Overview

What are jobs

In the context of High-Performance Computing (HPC), a job is a unit of work that you submit to the cluster for execution. This work can range from a simple command to a complex series of computations that utilize the cluster's computing resources, including CPUs, GPUs, and memory. Jobs are executed on the cluster's computing nodes, rather than on the login or head node, to ensure that intensive computations do not interfere with the system's overall operation and performance.

Example Scenario: Suppose you're conducting a simulation. On the cluster, you would submit this task as a job. This job would detail the resources needed (e.g., "use 2 of the A100 GPUs on node gpu1"), the software to run (perhaps a simulation tool contained within an Apptainer container), and the input data. The job system then queues your request and executes it on the appropriate compute nodes when resources become available, without you needing to manually log into those nodes and start the computations.

Why are jobs used?

Efficiency: Jobs allow for the efficient use of the cluster's resources by managing the workload and ensuring that resources are not idle. This is especially important in environments where resources are shared among multiple users.
Scalability: Jobs can be scaled across multiple nodes and processors, based on your preference and resource requirements.
Control: Through job specifications, you have control over the resources allocated to your task, such as the number of CPUs/GPUs, memory, and runtime. This ensures that your job runs under optimal conditions tailored to its requirements.

Job types

In HPC environments, choosing the right job type is like choosing the right gear for your workload.

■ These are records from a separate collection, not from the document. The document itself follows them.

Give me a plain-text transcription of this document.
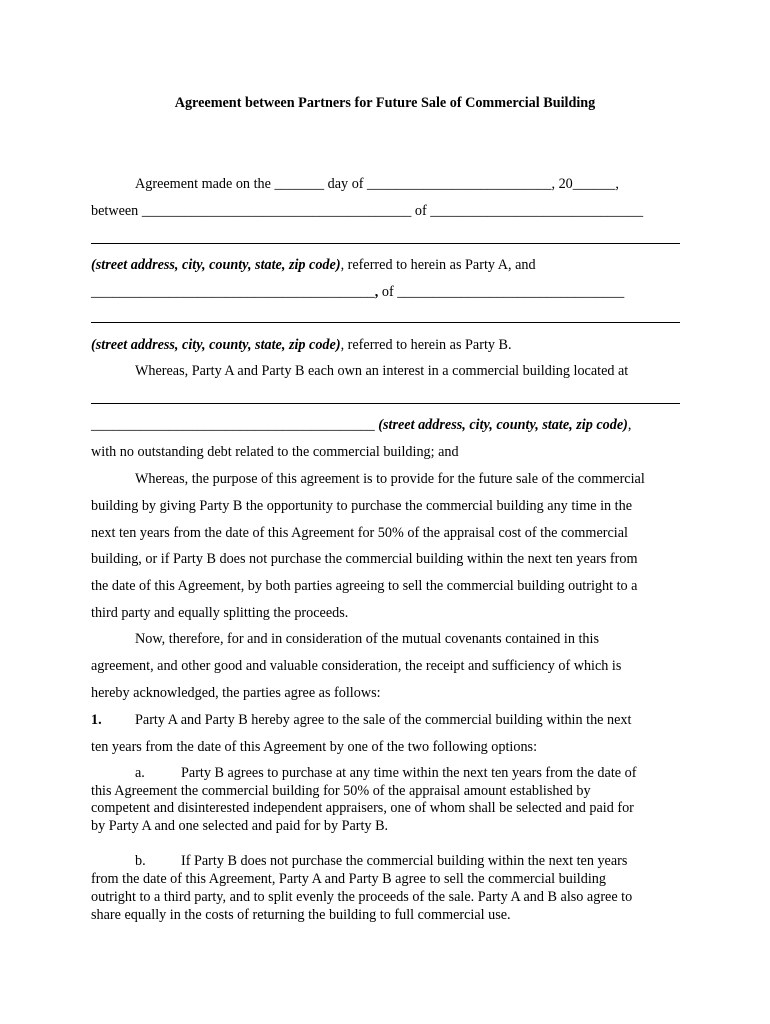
Agreement between Partners for Future Sale of Commercial Building
Agreement made on the _______ day of __________________________, 20______,
between ______________________________________ of ______________________________
(street address, city, county, state, zip code), referred to herein as Party A, and
________________________________________, of ________________________________
(street address, city, county, state, zip code), referred to herein as Party B.
Whereas, Party A and Party B each own an interest in a commercial building located at
________________________________________ (street address, city, county, state, zip code),
with no outstanding debt related to the commercial building; and
Whereas, the purpose of this agreement is to provide for the future sale of the commercial
building by giving Party B the opportunity to purchase the commercial building any time in the
next ten years from the date of this Agreement for 50% of the appraisal cost of the commercial
building, or if Party B does not purchase the commercial building within the next ten years from
the date of this Agreement, by both parties agreeing to sell the commercial building outright to a
third party and equally splitting the proceeds.
Now, therefore, for and in consideration of the mutual covenants contained in this
agreement, and other good and valuable consideration, the receipt and sufficiency of which is
hereby acknowledged, the parties agree as follows:
1. Party A and Party B hereby agree to the sale of the commercial building within the next
ten years from the date of this Agreement by one of the two following options:
a.	Party B agrees to purchase at any time within the next ten years from the date of
this Agreement the commercial building for 50% of the appraisal amount established by
competent and disinterested independent appraisers, one of whom shall be selected and paid for
by Party A and one selected and paid for by Party B.
b. If Party B does not purchase the commercial building within the next ten years
from the date of this Agreement, Party A and Party B agree to sell the commercial building
outright to a third party, and to split evenly the proceeds of the sale. Party A and B also agree to
share equally in the costs of returning the building to full commercial use.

Each job type is suited for different computing needs, ranging from straightforward tasks to complex, large-scale computations.

1. Interactive jobs

Interactive jobs serve as your direct path to the cluster's computing resources by enabling real-time interaction with your applications. This job type is typically used for tasks necessitating prompt feedback, such as exploratory data analysis or debugging phases of development.

Example Scenario

Imagine a user is optimizing a complex algorithm's parameters. By initiating an interactive job, the user can execute adjustments in real-time, directly observing the effects of their tweaks on the algorithm's performance.

2. Batch jobs

Batch jobs are submitted to a queue on the cluster and run without user interaction. This is the most common job type for tasks that don't require real-time feedback.

Example Scenario

You've developed a script for processing a large dataset that requires no human interaction to complete its task. By submitting this as a batch job, the cluster undertakes the task, allowing the job to run to completion and output the results to your desired location for you to view. For a real example on Batch jobs, view Submitting jobs.

3. Array jobs

When you're faced with executing the same task multiple times with only slight variations, array jobs offer an efficient solution. This job type simplifies the process of managing numerous similar jobs by treating them as a single entity that varies only in a specified parameter.

Example Scenario

Suppose a user has to analyze 100 different genomic sequences with the same computational tool. Instead of submitting 100 separate batch jobs, they can submit a single array job that processes each sequence in parallel,which significantly simplifies job management and resource allocation.

4. Parallel jobs

Parallel jobs are designed to run computations concurrently across multiple nodes or processors, which is ideal for highly parallelizable tasks. These jobs can significantly reduce computation time for suitable tasks by taking advantage of the cluster's distributed resources.

Example Scenario

Imagine a fluid dynamics job that requires complex calculations spread over millions of grid points. By submitting a parallel job, the simulation can for instance be distributed across multiple A100 GPUs on both gpu1 and gpu2, and enable the task to complete much faster than it would on a single node.

Resources

Resources within an HPC environment are finite and include CPUs, GPUs, memory, and storage.
For a list of the resources available at Star HPC, take a look at About star.

Common Errors

Strains on the cluster occur when resources are over-requested or misallocated, leading to potential bottlenecks, decreased system performance, and extended wait times for job execution.
Common issues arise from:

Resource Limit Exceeded: Occurs when a job requests more resources than are available or exceeds the quota allocated to a user.
Job Timeout: A job may exceed the maximum allowed runtime due to underestimated resource requirements and not finish on it, resulting in a forced termination.
Insufficient Memory: Jobs that attempt to use more memory than allocated can crash or cause system instability.

Unhealthy Jobs

Example Scenario 1

Imagine a user submits a job for data analysis that only needs a minimal set of resources but requests all 8 A100 GPUs on gpu1, anticipating that would speed up the process. Counterintuitively, this would make it take longer until the job is actually executed as the job scheduler must wait until all the requested resources are available for the job to run. Furthermore, if the job only actively uses one GPU, the remaining seven would be idle but left unavailable to other users. This is a significant overallocation of resources, leading to inefficiencies and potential delays for other tasks requiring GPU support.

Example Scenario 2

A user requests more resources than are physically available on the cluster. For instance, a user submits a job that requests 9 A100 GPUs on gpu1, where the maximum is 8. This would cause the job to fail immediately and produce an error.